Robustness Study and Superior Method Development and Validation for Analytical Assay Method of Atropine Sulfate in Pharmaceutical Ophthalmic Solution ()
1. Introduction
Atropine Sulfate is a FDA approved drug and its available as Atropine Sulfate Ophthalmic solution form [1] . The market demand of Atropine Sulfate is tremendously increasing all over the world. It is expected that the compound annual growth rate (CAGR) of Atropine Sulfate will be remarkable during the prognosis of year 2023-2030 [2] . So, the pharmaceutical manufacturing company are producing bulk amount of the Atropine Sulfate ophthalmic preparation to meet the customer demand as well as to serve people. Atropine Sulfate Ophthalmic solution is prescribed for immediate therapy for the myopia progression [3] . However, Atropine Sulfate has various ophthalmic strength like 1% w/v, 0.5% w/v, 0.05% w/v, 0.025% w/v, 0.01% w/v. Low concentration strength like 0.05% w/v, 0.025% w/v, 0.01% w/v are the most suitable for the treatment of myopia progression relative to the high dose strength [4] .
Atropine Sulfate ophthalmic solution is a compendial HPLC method where two types of buffer solution containing sodium acetate, triethylamine and organic solvent methanol has been used [5] . The main drawback of this method is time consuming and expensive. The purpose of this study is to develop a cost effective, robust stability indicating validated and reproducible method for Atropine Sulfate Ophthalmic solution.

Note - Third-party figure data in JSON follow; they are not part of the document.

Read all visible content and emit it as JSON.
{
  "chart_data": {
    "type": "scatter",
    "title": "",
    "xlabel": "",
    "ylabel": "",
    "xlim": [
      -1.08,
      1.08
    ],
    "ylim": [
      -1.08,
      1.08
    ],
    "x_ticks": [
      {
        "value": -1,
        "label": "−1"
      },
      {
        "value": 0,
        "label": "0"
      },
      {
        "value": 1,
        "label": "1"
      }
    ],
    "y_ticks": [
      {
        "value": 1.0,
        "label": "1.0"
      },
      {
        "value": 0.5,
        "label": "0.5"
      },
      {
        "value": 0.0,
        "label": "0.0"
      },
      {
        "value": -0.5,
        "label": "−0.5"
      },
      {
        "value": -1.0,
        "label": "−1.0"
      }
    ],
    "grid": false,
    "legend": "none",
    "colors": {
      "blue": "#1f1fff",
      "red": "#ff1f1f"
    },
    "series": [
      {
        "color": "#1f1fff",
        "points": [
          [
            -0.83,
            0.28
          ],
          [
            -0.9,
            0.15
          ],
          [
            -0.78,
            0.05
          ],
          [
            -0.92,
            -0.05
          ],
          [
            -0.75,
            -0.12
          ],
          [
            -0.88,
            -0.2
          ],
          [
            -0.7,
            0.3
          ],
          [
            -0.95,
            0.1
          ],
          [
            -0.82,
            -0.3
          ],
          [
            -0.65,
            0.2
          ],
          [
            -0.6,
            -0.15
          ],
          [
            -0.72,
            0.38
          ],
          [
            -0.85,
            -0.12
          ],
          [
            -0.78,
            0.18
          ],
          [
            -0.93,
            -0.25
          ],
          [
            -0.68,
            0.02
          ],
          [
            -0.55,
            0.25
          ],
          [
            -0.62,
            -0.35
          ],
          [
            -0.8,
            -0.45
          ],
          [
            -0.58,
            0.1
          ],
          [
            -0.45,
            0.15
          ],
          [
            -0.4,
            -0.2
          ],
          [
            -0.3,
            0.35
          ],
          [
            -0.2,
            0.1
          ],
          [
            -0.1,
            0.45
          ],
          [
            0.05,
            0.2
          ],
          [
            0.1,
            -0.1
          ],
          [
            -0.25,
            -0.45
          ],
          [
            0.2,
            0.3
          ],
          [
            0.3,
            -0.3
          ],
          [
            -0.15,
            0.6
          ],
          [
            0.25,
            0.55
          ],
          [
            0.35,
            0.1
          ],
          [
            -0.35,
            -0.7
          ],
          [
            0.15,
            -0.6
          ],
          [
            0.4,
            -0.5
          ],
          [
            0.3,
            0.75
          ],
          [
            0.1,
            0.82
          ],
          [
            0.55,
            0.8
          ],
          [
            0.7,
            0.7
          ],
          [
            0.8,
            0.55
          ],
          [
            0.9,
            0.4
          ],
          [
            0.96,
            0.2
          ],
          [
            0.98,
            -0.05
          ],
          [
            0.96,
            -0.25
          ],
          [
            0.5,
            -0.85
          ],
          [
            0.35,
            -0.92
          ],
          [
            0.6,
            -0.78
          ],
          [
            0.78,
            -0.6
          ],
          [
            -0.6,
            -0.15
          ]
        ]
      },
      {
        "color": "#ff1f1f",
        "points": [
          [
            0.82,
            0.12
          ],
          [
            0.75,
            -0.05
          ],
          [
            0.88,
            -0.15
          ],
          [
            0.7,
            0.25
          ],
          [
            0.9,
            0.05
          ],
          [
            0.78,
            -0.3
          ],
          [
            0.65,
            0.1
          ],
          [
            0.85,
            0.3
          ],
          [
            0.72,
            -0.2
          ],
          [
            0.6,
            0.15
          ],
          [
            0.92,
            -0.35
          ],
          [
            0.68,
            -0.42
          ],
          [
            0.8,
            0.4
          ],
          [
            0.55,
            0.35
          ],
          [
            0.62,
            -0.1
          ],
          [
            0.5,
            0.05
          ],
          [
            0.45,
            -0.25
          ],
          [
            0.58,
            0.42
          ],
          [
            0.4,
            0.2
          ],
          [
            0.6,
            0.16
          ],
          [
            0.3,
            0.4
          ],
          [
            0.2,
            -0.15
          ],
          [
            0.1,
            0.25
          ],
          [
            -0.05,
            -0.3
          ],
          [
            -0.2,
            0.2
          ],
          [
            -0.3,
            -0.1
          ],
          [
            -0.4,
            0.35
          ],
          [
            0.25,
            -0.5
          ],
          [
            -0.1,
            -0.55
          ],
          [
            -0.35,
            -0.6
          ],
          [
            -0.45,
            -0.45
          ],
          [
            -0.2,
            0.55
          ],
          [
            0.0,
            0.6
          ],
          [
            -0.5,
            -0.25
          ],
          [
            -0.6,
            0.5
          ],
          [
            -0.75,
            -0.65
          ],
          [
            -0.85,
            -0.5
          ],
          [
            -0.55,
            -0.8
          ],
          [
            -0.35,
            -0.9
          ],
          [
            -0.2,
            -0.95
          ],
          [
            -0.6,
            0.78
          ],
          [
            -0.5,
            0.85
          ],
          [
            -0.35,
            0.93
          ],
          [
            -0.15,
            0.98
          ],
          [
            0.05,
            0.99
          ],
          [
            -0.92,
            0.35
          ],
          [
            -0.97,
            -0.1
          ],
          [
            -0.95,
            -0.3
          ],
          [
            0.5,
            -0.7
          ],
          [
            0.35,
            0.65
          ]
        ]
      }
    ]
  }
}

Atropine is an alkaloids originated from natural plant Atropa belladonna and Atropine sulfate is the polymorphism of Atropine [6] . Alkaloids are basic molecules containing nitrogen groups. Whereas, some of alkaloids also contain acidic molecule [7] . In order to develop the cost effective method pH of the molecule, buffer selection, mobile phase and column has taken into consideration.
2. Literature Review
Chowdhury reported on his research about superior HPLC method development and validation of Rifampicin on pharmaceutical solid dosage form to compendial method. He changed the mobile phase ratio and pH for developing his method. He found accurate, precise and reproducible method for assay value determination. However, he did not evaluate the robustness study of his method to prove the method acceptability [8] .
Kathrin Koll et al. described in their article about method validation of herbal products by high performance thin layer chromatography. They considered solution stability of analyte, selectivity/specificity, robustness and method reproducibility [9] .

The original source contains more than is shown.